Tidak cukup dengan adanya ijma’ dalam proses syura, yakni kesepakatan-kesepakatan politik antara para wakil rakyat, tradisi politik Sunni juga menekankan kemestian adanya pengakuan dari umat Islam (rakyat) itu sendiri terhadap kepemimpinan seorang khalifah atau kepala negara. Pengakuan politis ini disebut al-bay’at’. Apabila seorang khalifah telah ditetapkan, maka ia pun mesti membaiat umat. Kesediaan umat untuk dibaiat oleh khalifah menunjukkan bentuk persetujuan politiknya untuk taat dan diperintah oleh yang bersangkutan.
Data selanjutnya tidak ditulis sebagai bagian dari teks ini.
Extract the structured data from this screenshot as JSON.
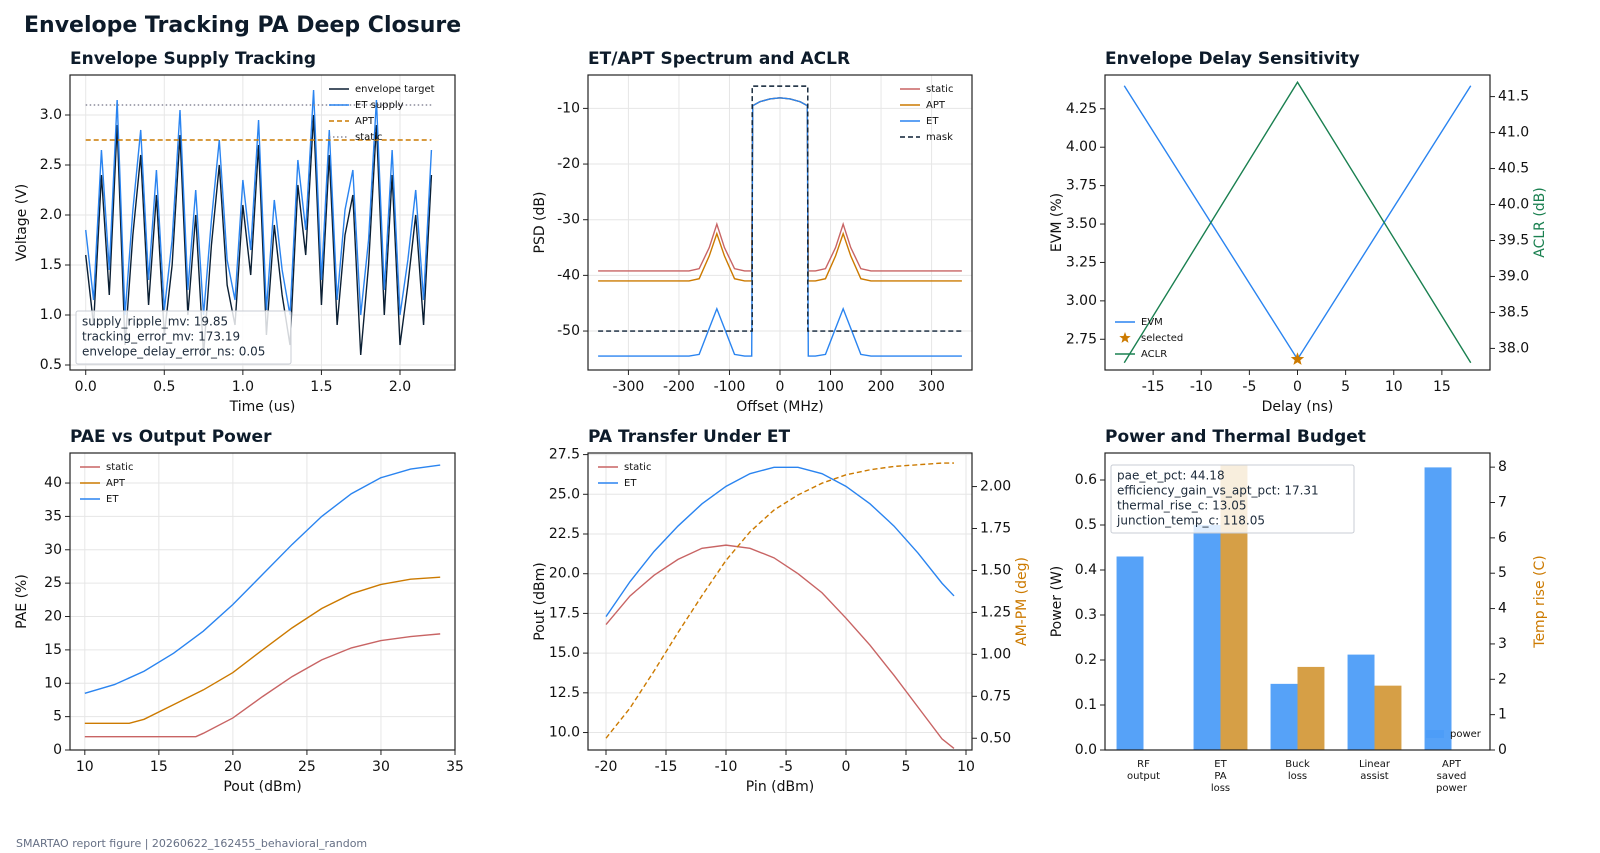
{
  "title": "Envelope Tracking PA Deep Closure",
  "footer": "SMARTAO report figure | 20260622_162455_behavioral_random",
  "chart_data": [
    {
      "type": "line",
      "title": "Envelope Supply Tracking",
      "xlabel": "Time (us)",
      "ylabel": "Voltage (V)",
      "xlim": [
        -0.1,
        2.35
      ],
      "ylim": [
        0.45,
        3.4
      ],
      "xticks": [
        {
          "value": 0,
          "label": "0.0"
        },
        0.5,
        {
          "value": 1,
          "label": "1.0"
        },
        1.5,
        {
          "value": 2,
          "label": "2.0"
        }
      ],
      "yticks": [
        0.5,
        {
          "value": 1,
          "label": "1.0"
        },
        1.5,
        {
          "value": 2,
          "label": "2.0"
        },
        2.5,
        {
          "value": 3,
          "label": "3.0"
        }
      ],
      "grid": true,
      "legend": "upper right",
      "annotation_corner": "lower left",
      "annotations": [
        "supply_ripple_mv: 19.85",
        "tracking_error_mv: 173.19",
        "envelope_delay_error_ns: 0.05"
      ],
      "series": [
        {
          "name": "envelope target",
          "color": "#0b1f33",
          "x": [
            0,
            0.05,
            0.1,
            0.15,
            0.2,
            0.25,
            0.3,
            0.35,
            0.4,
            0.45,
            0.5,
            0.55,
            0.6,
            0.65,
            0.7,
            0.75,
            0.8,
            0.85,
            0.9,
            0.95,
            1,
            1.05,
            1.1,
            1.15,
            1.2,
            1.25,
            1.3,
            1.35,
            1.4,
            1.45,
            1.5,
            1.55,
            1.6,
            1.65,
            1.7,
            1.75,
            1.8,
            1.85,
            1.9,
            1.95,
            2,
            2.05,
            2.1,
            2.15,
            2.2
          ],
          "values": [
            1.6,
            0.9,
            2.4,
            1.2,
            2.9,
            0.7,
            1.8,
            2.6,
            1.1,
            2.2,
            0.8,
            1.5,
            2.8,
            1.0,
            2.0,
            0.6,
            1.7,
            2.5,
            1.3,
            0.9,
            2.1,
            1.4,
            2.7,
            0.8,
            1.9,
            1.2,
            0.7,
            2.3,
            1.6,
            3.0,
            1.1,
            2.6,
            0.9,
            1.8,
            2.2,
            0.6,
            1.5,
            2.9,
            1.0,
            2.4,
            0.7,
            1.3,
            2.0,
            0.9,
            2.4
          ]
        },
        {
          "name": "ET supply",
          "color": "#2a84f0",
          "x": [
            0,
            0.05,
            0.1,
            0.15,
            0.2,
            0.25,
            0.3,
            0.35,
            0.4,
            0.45,
            0.5,
            0.55,
            0.6,
            0.65,
            0.7,
            0.75,
            0.8,
            0.85,
            0.9,
            0.95,
            1,
            1.05,
            1.1,
            1.15,
            1.2,
            1.25,
            1.3,
            1.35,
            1.4,
            1.45,
            1.5,
            1.55,
            1.6,
            1.65,
            1.7,
            1.75,
            1.8,
            1.85,
            1.9,
            1.95,
            2,
            2.05,
            2.1,
            2.15,
            2.2
          ],
          "values": [
            1.85,
            1.15,
            2.65,
            1.45,
            3.15,
            1.0,
            2.05,
            2.85,
            1.35,
            2.45,
            1.05,
            1.75,
            3.05,
            1.25,
            2.25,
            1.0,
            1.95,
            2.75,
            1.55,
            1.15,
            2.35,
            1.65,
            2.95,
            1.05,
            2.15,
            1.45,
            1.0,
            2.55,
            1.85,
            3.25,
            1.35,
            2.85,
            1.15,
            2.05,
            2.45,
            1.0,
            1.75,
            3.15,
            1.25,
            2.65,
            1.0,
            1.55,
            2.25,
            1.15,
            2.65
          ]
        },
        {
          "name": "APT",
          "color": "#cc7a00",
          "dash": "dashed",
          "x": [
            0,
            2.2
          ],
          "values": [
            2.75,
            2.75
          ]
        },
        {
          "name": "static",
          "color": "#8a8a9a",
          "dash": "dotted",
          "x": [
            0,
            2.2
          ],
          "values": [
            3.1,
            3.1
          ]
        }
      ]
    },
    {
      "type": "line",
      "title": "ET/APT Spectrum and ACLR",
      "xlabel": "Offset (MHz)",
      "ylabel": "PSD (dB)",
      "xlim": [
        -380,
        380
      ],
      "ylim": [
        -57,
        -4
      ],
      "xticks": [
        -300,
        -200,
        -100,
        0,
        100,
        200,
        300
      ],
      "yticks": [
        -50,
        -40,
        -30,
        -20,
        -10
      ],
      "grid": true,
      "legend": "upper right",
      "series": [
        {
          "name": "static",
          "color": "#c86464",
          "x": [
            -360,
            -320,
            -280,
            -240,
            -200,
            -180,
            -160,
            -140,
            -125,
            -110,
            -90,
            -70,
            -56,
            -54,
            -40,
            -20,
            0,
            20,
            40,
            54,
            56,
            70,
            90,
            110,
            125,
            140,
            160,
            180,
            200,
            240,
            280,
            320,
            360
          ],
          "values": [
            -39.2,
            -39.2,
            -39.2,
            -39.2,
            -39.2,
            -39.2,
            -38.8,
            -35,
            -30.8,
            -35,
            -38.8,
            -39.2,
            -39.2,
            -9.5,
            -8.8,
            -8.3,
            -8.1,
            -8.3,
            -8.8,
            -9.5,
            -39.2,
            -39.2,
            -38.8,
            -35,
            -30.8,
            -35,
            -38.8,
            -39.2,
            -39.2,
            -39.2,
            -39.2,
            -39.2,
            -39.2
          ]
        },
        {
          "name": "APT",
          "color": "#cc7a00",
          "x": [
            -360,
            -320,
            -280,
            -240,
            -200,
            -180,
            -160,
            -140,
            -125,
            -110,
            -90,
            -70,
            -56,
            -54,
            -40,
            -20,
            0,
            20,
            40,
            54,
            56,
            70,
            90,
            110,
            125,
            140,
            160,
            180,
            200,
            240,
            280,
            320,
            360
          ],
          "values": [
            -41,
            -41,
            -41,
            -41,
            -41,
            -41,
            -40.6,
            -36.5,
            -32.5,
            -36.5,
            -40.6,
            -41,
            -41,
            -9.5,
            -8.8,
            -8.3,
            -8.1,
            -8.3,
            -8.8,
            -9.5,
            -41,
            -41,
            -40.6,
            -36.5,
            -32.5,
            -36.5,
            -40.6,
            -41,
            -41,
            -41,
            -41,
            -41,
            -41
          ]
        },
        {
          "name": "ET",
          "color": "#2a84f0",
          "x": [
            -360,
            -320,
            -280,
            -240,
            -200,
            -180,
            -160,
            -140,
            -125,
            -110,
            -90,
            -70,
            -56,
            -54,
            -40,
            -20,
            0,
            20,
            40,
            54,
            56,
            70,
            90,
            110,
            125,
            140,
            160,
            180,
            200,
            240,
            280,
            320,
            360
          ],
          "values": [
            -54.5,
            -54.5,
            -54.5,
            -54.5,
            -54.5,
            -54.5,
            -54.2,
            -49.5,
            -46,
            -49.5,
            -54.2,
            -54.5,
            -54.5,
            -9.5,
            -8.8,
            -8.3,
            -8.1,
            -8.3,
            -8.8,
            -9.5,
            -54.5,
            -54.5,
            -54.2,
            -49.5,
            -46,
            -49.5,
            -54.2,
            -54.5,
            -54.5,
            -54.5,
            -54.5,
            -54.5,
            -54.5
          ]
        },
        {
          "name": "mask",
          "color": "#0b1f33",
          "dash": "dashed",
          "x": [
            -360,
            -55,
            -55,
            55,
            55,
            360
          ],
          "values": [
            -50,
            -50,
            -6,
            -6,
            -50,
            -50
          ]
        }
      ]
    },
    {
      "type": "line",
      "title": "Envelope Delay Sensitivity",
      "xlabel": "Delay (ns)",
      "ylabel": "EVM (%)",
      "y2label": "ACLR (dB)",
      "y2color": "#1a8050",
      "xlim": [
        -20,
        20
      ],
      "ylim": [
        2.55,
        4.47
      ],
      "y2lim": [
        37.7,
        41.8
      ],
      "xticks": [
        -15,
        -10,
        -5,
        0,
        5,
        10,
        15
      ],
      "yticks": [
        2.75,
        {
          "value": 3,
          "label": "3.00"
        },
        3.25,
        {
          "value": 3.5,
          "label": "3.50"
        },
        3.75,
        {
          "value": 4,
          "label": "4.00"
        },
        4.25
      ],
      "y2ticks": [
        {
          "value": 38,
          "label": "38.0"
        },
        38.5,
        {
          "value": 39,
          "label": "39.0"
        },
        39.5,
        {
          "value": 40,
          "label": "40.0"
        },
        40.5,
        {
          "value": 41,
          "label": "41.0"
        },
        41.5
      ],
      "grid": false,
      "legend": "lower left",
      "series": [
        {
          "name": "EVM",
          "color": "#2a84f0",
          "x": [
            -18,
            0,
            18
          ],
          "values": [
            4.4,
            2.62,
            4.4
          ]
        },
        {
          "name": "selected",
          "color": "#cc7a00",
          "marker": "star",
          "x": [
            0
          ],
          "values": [
            2.62
          ]
        },
        {
          "name": "ACLR",
          "color": "#1a8050",
          "axis": "y2",
          "x": [
            -18,
            0,
            18
          ],
          "values": [
            37.8,
            41.7,
            37.8
          ]
        }
      ]
    },
    {
      "type": "line",
      "title": "PAE vs Output Power",
      "xlabel": "Pout (dBm)",
      "ylabel": "PAE (%)",
      "xlim": [
        9,
        35
      ],
      "ylim": [
        0,
        44.5
      ],
      "xticks": [
        10,
        15,
        20,
        25,
        30,
        35
      ],
      "yticks": [
        0,
        5,
        10,
        15,
        20,
        25,
        30,
        35,
        40
      ],
      "grid": true,
      "legend": "upper left",
      "series": [
        {
          "name": "static",
          "color": "#c86464",
          "x": [
            10,
            12,
            14,
            16,
            17.5,
            18,
            20,
            22,
            24,
            26,
            28,
            30,
            32,
            34
          ],
          "values": [
            2,
            2,
            2,
            2,
            2,
            2.5,
            4.8,
            8,
            11,
            13.5,
            15.3,
            16.4,
            17,
            17.4
          ]
        },
        {
          "name": "APT",
          "color": "#cc7a00",
          "x": [
            10,
            12,
            13,
            14,
            16,
            18,
            20,
            22,
            24,
            26,
            28,
            30,
            32,
            34
          ],
          "values": [
            4,
            4,
            4,
            4.6,
            6.8,
            9,
            11.6,
            15,
            18.3,
            21.2,
            23.4,
            24.8,
            25.6,
            25.9
          ]
        },
        {
          "name": "ET",
          "color": "#2a84f0",
          "x": [
            10,
            12,
            14,
            16,
            18,
            20,
            22,
            24,
            26,
            28,
            30,
            32,
            34
          ],
          "values": [
            8.5,
            9.8,
            11.8,
            14.5,
            17.8,
            21.8,
            26.3,
            30.8,
            35,
            38.4,
            40.8,
            42.1,
            42.7
          ]
        }
      ]
    },
    {
      "type": "line",
      "title": "PA Transfer Under ET",
      "xlabel": "Pin (dBm)",
      "ylabel": "Pout (dBm)",
      "y2label": "AM-PM (deg)",
      "y2color": "#cc7a00",
      "xlim": [
        -21.5,
        10.5
      ],
      "ylim": [
        8.9,
        27.6
      ],
      "y2lim": [
        0.43,
        2.2
      ],
      "xticks": [
        -20,
        -15,
        -10,
        -5,
        0,
        5,
        10
      ],
      "yticks": [
        {
          "value": 10,
          "label": "10.0"
        },
        12.5,
        {
          "value": 15,
          "label": "15.0"
        },
        17.5,
        {
          "value": 20,
          "label": "20.0"
        },
        22.5,
        {
          "value": 25,
          "label": "25.0"
        },
        27.5
      ],
      "y2ticks": [
        {
          "value": 0.5,
          "label": "0.50"
        },
        0.75,
        {
          "value": 1,
          "label": "1.00"
        },
        1.25,
        {
          "value": 1.5,
          "label": "1.50"
        },
        1.75,
        {
          "value": 2,
          "label": "2.00"
        }
      ],
      "grid": true,
      "legend": "upper left",
      "series": [
        {
          "name": "static",
          "color": "#c86464",
          "x": [
            -20,
            -18,
            -16,
            -14,
            -12,
            -10,
            -8,
            -6,
            -4,
            -2,
            0,
            2,
            4,
            6,
            8,
            9
          ],
          "values": [
            16.8,
            18.6,
            19.9,
            20.9,
            21.6,
            21.8,
            21.6,
            21,
            20,
            18.8,
            17.2,
            15.5,
            13.6,
            11.6,
            9.6,
            9.0
          ]
        },
        {
          "name": "ET",
          "color": "#2a84f0",
          "x": [
            -20,
            -18,
            -16,
            -14,
            -12,
            -10,
            -8,
            -6,
            -4,
            -2,
            0,
            2,
            4,
            6,
            8,
            9
          ],
          "values": [
            17.3,
            19.5,
            21.4,
            23,
            24.4,
            25.5,
            26.3,
            26.7,
            26.7,
            26.3,
            25.5,
            24.4,
            23,
            21.3,
            19.4,
            18.6
          ]
        },
        {
          "color": "#cc7a00",
          "dash": "dashed",
          "axis": "y2",
          "x": [
            -20,
            -18,
            -16,
            -14,
            -12,
            -10,
            -8,
            -6,
            -4,
            -2,
            0,
            2,
            4,
            6,
            8,
            9
          ],
          "values": [
            0.5,
            0.68,
            0.9,
            1.13,
            1.35,
            1.56,
            1.73,
            1.86,
            1.95,
            2.02,
            2.07,
            2.1,
            2.12,
            2.13,
            2.14,
            2.14
          ]
        }
      ]
    },
    {
      "type": "bar",
      "title": "Power and Thermal Budget",
      "ylabel": "Power (W)",
      "y2label": "Temp rise (C)",
      "y2color": "#cc7a00",
      "categories": [
        "RF\noutput",
        "ET\nPA\nloss",
        "Buck\nloss",
        "Linear\nassist",
        "APT\nsaved\npower"
      ],
      "ylim": [
        0,
        0.66
      ],
      "y2lim": [
        0,
        8.4
      ],
      "yticks": [
        {
          "value": 0,
          "label": "0.0"
        },
        0.1,
        0.2,
        0.3,
        0.4,
        0.5,
        0.6
      ],
      "y2ticks": [
        0,
        1,
        2,
        3,
        4,
        5,
        6,
        7,
        8
      ],
      "grid": false,
      "legend": "lower right",
      "annotation_corner": "upper left",
      "annotations": [
        "pae_et_pct: 44.18",
        "efficiency_gain_vs_apt_pct: 17.31",
        "thermal_rise_c: 13.05",
        "junction_temp_c: 118.05"
      ],
      "series": [
        {
          "name": "power",
          "color": "#4d9df8",
          "values": [
            0.43,
            0.5,
            0.147,
            0.212,
            0.628
          ]
        },
        {
          "color": "#d49a3c",
          "axis": "y2",
          "values": [
            null,
            8.05,
            2.35,
            1.82,
            null
          ]
        }
      ]
    }
  ]
}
Di kalangan Syiah pun rumusan teori politik Islam tentang ketatanegaraan juga berlangsung. Kaum Muslim Syiah merumuskan teori Imamah, yang menunjukkan Islam sebagai din wa dawlah (agama dan negara). Kemestian bagi seorang imam adalah mendapat predikat (sampai pada tingkat ismah), yakni kesucian dari dosa. Dalam istilah yang lebih terkenal adalah ma’sum, terjaga dari dosa, suatu kategori yang dipercayai hanya bisa dimiliki oleh para keturunan Nabi (ahl bayt dari garis keturunan Ali). Justru konsep ismah inilah sumber legitimasi untuk menjadi imam, yang memimpin agama sekaligus negara.